Wie Trotzki in Verratene Revolution schrieb:
Als die Diktatur [des Proletariats] sich noch auf eine begeisterte Massenbasis stützen konnte und
noch die Perspektive der Weltrevolution vor Augen hatte, fürchtete sie weder die Experimente
noch das Suchen, denn sie begriff, dass nur auf diesem Weg die neue Kulturepoche vorbereitet
werden kann. … Die heutige herrschende Schicht fühlt sich dazu berufen, das geistige Schaffen
nicht nur zu kontrollieren, sondern ihm auch seine Entwicklungsrichtung vorzuschreiben. … (6)
1927 wurde die Hochschule in „Höheres Künstlerisch-Technisches Institut“ (WcHUTEIN)
umbenannt. Anlässlich des ersten Fünfjahresplans von 1928 ordnete Stalins Regierung die
Architekturausbildung dem Volkskommissariat für Wirtschaft statt wie bisher für Bildung unter. In
der Werkstatt für Experimentelle Architektur wurden bereits ab 1926 Konzepte des
Wohnungsbaus nach dem Vorbild des Fordismus und Taylorismus im kapitalistischen Westen
erarbeitet. Die innovativen Entwürfe aus den Jahren zuvor, die die Bekämpfung der Wohnungsnot
mit Vorstellungen von humaneren Lebensverhältnissen für Arbeiterfamilien verknüpften, wurden
verworfen.
Die von den Stalinisten gegründete Allunionsvereinigung proletarischer Architekten (WOPRA)
warf den Konstruktivisten und Rationalisten „Eklektizismus“ vor und behauptete, sie würden sich
nicht für die Interessen des Proletariats einsetzen.
1930 ließ Stalin schließlich die WChUTEIN schließen und einige Abteilungen wie Malerei und
Bildhauerei in andere Einrichtungen eingliedern. Die Architekturabteilung ging in das neue Höhere
Architektur- und Bauinstitut ein (ab 1933 Moskauer Architekturinstitut).

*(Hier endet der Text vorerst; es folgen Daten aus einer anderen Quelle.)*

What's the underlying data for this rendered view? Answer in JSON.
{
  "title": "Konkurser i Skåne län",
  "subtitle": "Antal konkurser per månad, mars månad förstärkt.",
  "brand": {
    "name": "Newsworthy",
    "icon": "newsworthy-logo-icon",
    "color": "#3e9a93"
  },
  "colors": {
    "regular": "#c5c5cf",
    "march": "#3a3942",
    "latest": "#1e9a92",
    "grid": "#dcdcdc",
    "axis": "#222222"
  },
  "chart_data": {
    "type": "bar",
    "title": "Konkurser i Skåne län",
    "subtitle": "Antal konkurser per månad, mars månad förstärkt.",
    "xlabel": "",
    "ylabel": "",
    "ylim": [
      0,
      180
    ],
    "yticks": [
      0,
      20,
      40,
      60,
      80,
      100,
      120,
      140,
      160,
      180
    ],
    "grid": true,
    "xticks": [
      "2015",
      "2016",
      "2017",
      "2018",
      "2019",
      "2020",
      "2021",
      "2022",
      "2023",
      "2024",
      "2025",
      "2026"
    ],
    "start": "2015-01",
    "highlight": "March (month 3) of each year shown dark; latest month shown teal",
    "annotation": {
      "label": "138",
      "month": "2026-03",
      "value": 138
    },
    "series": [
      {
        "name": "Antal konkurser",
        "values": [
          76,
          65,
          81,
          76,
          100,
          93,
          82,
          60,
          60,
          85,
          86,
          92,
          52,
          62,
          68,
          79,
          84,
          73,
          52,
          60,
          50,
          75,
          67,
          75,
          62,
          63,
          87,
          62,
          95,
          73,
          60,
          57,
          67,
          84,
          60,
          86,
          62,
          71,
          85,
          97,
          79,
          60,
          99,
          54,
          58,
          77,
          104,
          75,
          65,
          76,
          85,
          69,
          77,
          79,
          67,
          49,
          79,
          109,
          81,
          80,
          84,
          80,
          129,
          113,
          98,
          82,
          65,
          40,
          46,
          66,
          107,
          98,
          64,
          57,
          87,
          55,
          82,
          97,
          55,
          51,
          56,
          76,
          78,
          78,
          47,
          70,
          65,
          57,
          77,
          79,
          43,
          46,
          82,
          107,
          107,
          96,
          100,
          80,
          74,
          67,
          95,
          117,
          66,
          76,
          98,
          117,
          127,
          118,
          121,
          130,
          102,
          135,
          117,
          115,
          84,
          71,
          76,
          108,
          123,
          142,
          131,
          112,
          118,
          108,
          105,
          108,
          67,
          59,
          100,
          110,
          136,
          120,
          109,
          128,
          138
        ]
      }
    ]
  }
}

Nowizki, der letzte Leiter des WcHUTEIN, erklärte: „Wir verausgaben das Kapital, das seit der
Revolution angehäuft wurde, durch die Zerstörung der Kunstschulen.“ (7) Nach der Schließung
verschwand auch das Archiv von WChUTEMAS für Jahrzehnte, viele Lehrer fielen in Ungnade
oder den Säuberungen zum Opfer, und die revolutionäre Kunstwerkstätte geriet in Vergessenheit.
In den Texten zur Ausstellung und im Katalog werden die historischen Gründe für die Schließung
nur sehr vage gestreift. Nichts wird über das Schicksal der Lehrenden und Studenten unter der
Stalin-Herrschaft mitgeteilt. Einige passten sich offenbar den neuen Vorgaben an und versuchten,
ihre Fähigkeiten im Rahmen der großen Bauprojekte der 1930er Jahre anzuwenden. Nikolai Kolli
gehörte zusammen mit Alexander Wesnin zu den Architekten des großen DneproGES
Staudamms. Auch Krinski arbeitete an Staudammprojekten mit.
Gustav Kluzis, der noch 1937 am Design des sowjetischen Pavillons der Pariser Weltausstellung
mitgewirkt hatte, wurde im Zuge der Säuberungen verhaftet und 1938 erschossen. Melnikow
wurde in den 30er Jahren als „Formalist“ angegriffen, aus der Lehre ausgeschlossen und erhielt
keine Aufträge mehr. Auch Iwan Leonidow wurde in der Prawda bösartigen Angriffen ausgesetzt.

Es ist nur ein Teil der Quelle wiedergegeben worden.